An old photo of our two boys appeared in the Sunday Star recently. Taken 5 years ago when we were interviewed for an article on homeschooling, it’s now used to illustrate a story about the tyranny of homework. “Can we ask the papers to pay us for using our photo without permission?” asked Elliot. With a headline that screamed, Burden on Parent and Child, the article reported stress and anxiety among parents and school students brought about by excessive homework.

The irony isn’t lost on us because we homeschool to get out of the very system that’s being discussed here. A homeschooler once quipped that parents of children in conventional schools must believe in homeschooling – after all they spend so much time coaching and helping their kids with their school assignments at home. Of course mundane homework reportedly including “copying questions AND answers from workbooks”, rewriting ‘nicely’ a teacher’s notes” do not add to the pleasure.

In the report, one mother claims that she spends 3 hours after dinner every night going through her daughters’ schoolwork. And that’s not all of course. Students these days have to contend with tuition, which comes with homework as well. A father whose 7-year old son is registered for tuition in ALL subjects told me that although it appears stressful, his son is actually more motivated – he works harder on his tuition homework than the ones he brings home from school. So who’s to say homework is a burden?

The contentious subject about homework surfaced recently with the publication of an international survey by Australian psychologist Michael Carr-Gregg last July. In the report Malaysian students were found to spend an average of 3.8 hours a day on homework compared to Singapore (3.5), Russia (3.1), Australia and Canada (2.2) and Japan (1.7).

In a typical reaction, the Education Ministry pooh-poohed the survey then as ‘irrelevant’ but has since seen the light. Minister of Education Datuk Seri Hishammuddin Tun Hussein announced a set of guidelines to regulate homework, so that it would be “fun for students, focus on specific work and serve as learning aids.”

Dr Etta Kralovec, teacher and teacher-educator wrote in her groundbreaking book “The End of Homework” that homework does not necessarily make for brighter students. Instead homework can have a negative effect on children, families and communities. Subtly but surely, child-family time so necessary to build relationship is disrupted, time for leisure, music lessons, reading, or hobbies is curtailed, down time for relaxation and play is discouraged, and involvement in other learning activities (such as church, special interest groups, community clubs, etc) is sidestepped. Worse still, inability to complete schoolwork on time or to a teacher’s expectation may deepen frustration and lead to loss of love for learning and a desire to drop out of school altogether.

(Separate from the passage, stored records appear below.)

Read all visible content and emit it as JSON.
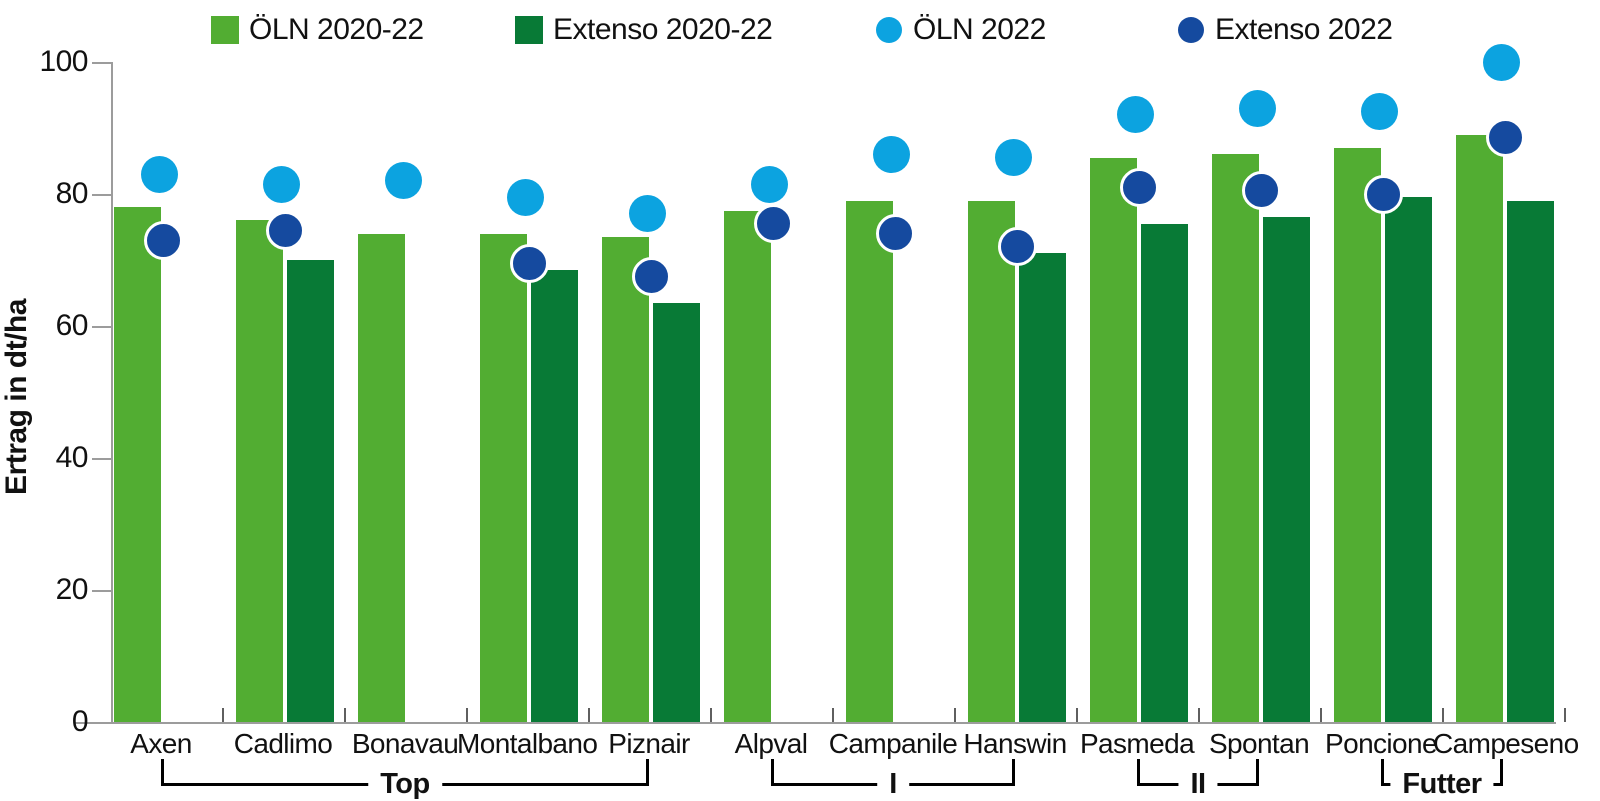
{
  "chart_data": {
    "type": "bar",
    "title": "",
    "ylabel": "Ertrag in dt/ha",
    "xlabel": "",
    "ylim": [
      0,
      100
    ],
    "yticks": [
      0,
      20,
      40,
      60,
      80,
      100
    ],
    "grid": false,
    "legend_position": "top",
    "categories": [
      "Axen",
      "Cadlimo",
      "Bonavau",
      "Montalbano",
      "Piznair",
      "Alpval",
      "Campanile",
      "Hanswin",
      "Pasmeda",
      "Spontan",
      "Poncione",
      "Campeseno"
    ],
    "groups": [
      {
        "label": "Top",
        "from_index": 0,
        "to_index": 4
      },
      {
        "label": "I",
        "from_index": 5,
        "to_index": 7
      },
      {
        "label": "II",
        "from_index": 8,
        "to_index": 9
      },
      {
        "label": "Futter",
        "from_index": 10,
        "to_index": 11
      }
    ],
    "series": [
      {
        "name": "ÖLN 2020-22",
        "render": "bar",
        "color": "#52ad32",
        "values": [
          78,
          76,
          74,
          74,
          73.5,
          77.5,
          79,
          79,
          85.5,
          86,
          87,
          89
        ]
      },
      {
        "name": "Extenso 2020-22",
        "render": "bar",
        "color": "#087a36",
        "values": [
          null,
          70,
          null,
          68.5,
          63.5,
          null,
          null,
          71,
          75.5,
          76.5,
          79.5,
          79
        ]
      },
      {
        "name": "ÖLN 2022",
        "render": "point",
        "color": "#0ca3e0",
        "values": [
          83,
          81.5,
          82,
          79.5,
          77,
          81.5,
          86,
          85.5,
          92,
          93,
          92.5,
          100
        ]
      },
      {
        "name": "Extenso 2022",
        "render": "point",
        "color": "#154a9f",
        "values": [
          73,
          74.5,
          null,
          69.5,
          67.5,
          75.5,
          74,
          72,
          81,
          80.5,
          80,
          88.5
        ]
      }
    ]
  },
  "colors": {
    "axis": "#9c9c9c",
    "separator_tick": "#5f5f5f",
    "text": "#111111",
    "bracket": "#000000"
  }
}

So does that mean schools ought to scrap homework entirely? I don’t know. Right now debate is raging over the form that homework takes. Yet not enough is said about how children learn, much less the contents in schoolbooks that ought to captivate, and encourage thinking and learning.

Certainly homeschoolers face a different kind of tension. Because homeschool derives its pedagogical benefits from a broader canvass encompassing formal and informal learning, all work is in fact homework. Sometimes parents confuse ends with means – the number of hours at the table, the number of books read, question of assessment and testing – and like other parents worry if their children are getting enough learning!

While education normally includes the mastery of facts, homeschoolers should aim higher. Win the National Spelling Bee. Be a champion orator. Go ahead, win awards. Be all your kids can be. But also work on attitudes such as self-sacrifice, readiness to serve, endurance, self-motivation, humility, adaptability, willingness to try new challenges, hard work, and a heart that’s tender to the things of God.

Above all, families should review their goals frequently so that whatever the aims, children should not forget their Creator in the days of their youth, and learn to “Fear God and keep his commandments, for this is the whole duty of man” (Eccl 12:13). If these are lessons for a lifetime, the time to start is now.